Nov 24, 2009, 8:20 AM EDT

Rosenthal says that someone “with close knowledge of the Tigers’ organization” thinks that the Angels may be the best trade partner out there for Detroit, given that they have depth at the three positions the Tigers have the most need: catcher, shortstop, and minimum-salary pitching.

Setting aside the curiousness of the phrase “someone with close knowledge of the Tigers’ organization” — who is that? A writer? A front office guy? A croupier from the MotorCity Casino? — Rosenthal adds the Angels to the long list of teams who would be interested in Curtis Granderson. More so than in Edwin Jackson, despite the fact that he’d help fill a hole created by the presumed departure of John Lackey. It’s all about (a) control, in that Granderson is locked up longer; and (b) Boras, as in Jackson is represented by him, making it less likely that they’d be able to keep him around beyond 2011 when he hits the market.

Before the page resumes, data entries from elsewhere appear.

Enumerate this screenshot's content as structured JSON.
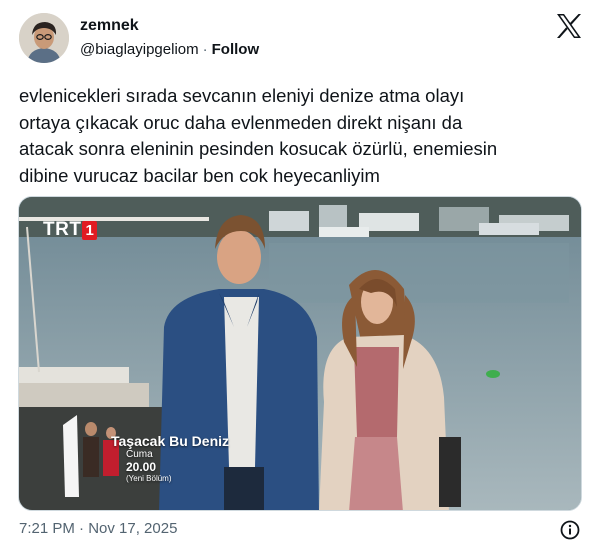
{
  "author": {
    "display_name": "zemnek",
    "handle": "@biaglayipgeliom",
    "separator": "·",
    "follow_label": "Follow"
  },
  "platform_icon": "x-logo-icon",
  "tweet": {
    "text": "evlenicekleri sırada sevcanın eleniyi denize atma olayı\nortaya çıkacak oruc daha evlenmeden direkt nişanı da\natacak sonra eleninin pesinden kosucak özürlü, enemiesin\ndibine vurucaz bacilar ben cok heyecanliyim"
  },
  "media": {
    "channel_logo_text": "TRT",
    "channel_logo_number": "1",
    "show_title": "Taşacak Bu Deniz",
    "show_day": "Cuma",
    "show_time": "20.00",
    "show_note": "(Yeni Bölüm)",
    "colors": {
      "logo_red": "#e11b22",
      "water": "#8fa5ae"
    }
  },
  "footer": {
    "timestamp": "7:21 PM · Nov 17, 2025",
    "info_icon": "info-icon"
  }
}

I still remain unconvinced that the Tigers will trade Granderson, if for no other reason that that which makes him so desirable — that he’s a cheap, All-Star quality centerfielder — is the exact thing that makes him so valuable to a Tigers.

  1. Old Gator - Nov 24, 2009 at 9:51 AM

    I think that someone with Granderson’s wit and intelligence – the same acute intelligence that enabled him to undervalue himself for the sake of the Tiggers – would be much happier in Los Angeles than in Detroit. He would find things to eat besides kielbasa and hummos, and he’d find art galleries, museums, concert halls wherein musicians actually play instruments, and salt corrosion instead of rust. Why anybody would want to be traded from the left coast to Detroit, on the other hand, is beyond my comprehension – Zehnder’s fried chicken barn is practically in a parallel universe, and geological stability is great, but at what price? I think you’d have to be just the other side of sociopathic to be a general manager whou trades guys to Detroitus and could still shave without wincing at the sight of themselves in the mirror.
    What intrigues me, though, is the notion that general managers can, like the star atheletes who are the commodities of the human trafficking in which they indulge, suffer baseball-related injuries – sprains, tears and ruptures but, in the case of the GMs, to their minds instead of their gross corporeal forms. How else do you explain Dave Dombrowski’s wizard-like moves as GM of the Marlins (the 2003 championship team still had his fingerprints all over it) in light of the decisions he’s made with the Tiggers – as though he were convinced that the guys he traded for were actually the weapons of mass destruction he was promised?

  2. MikeS - Nov 24, 2009 at 5:47 PM

    Don’t the Angels already have Gary Matthews Jr and Torii Hunter? How many CF do they need? Are those guys FA’s or did Schwarzenegger pass a law saying that the Angels have to acquire one CF per year?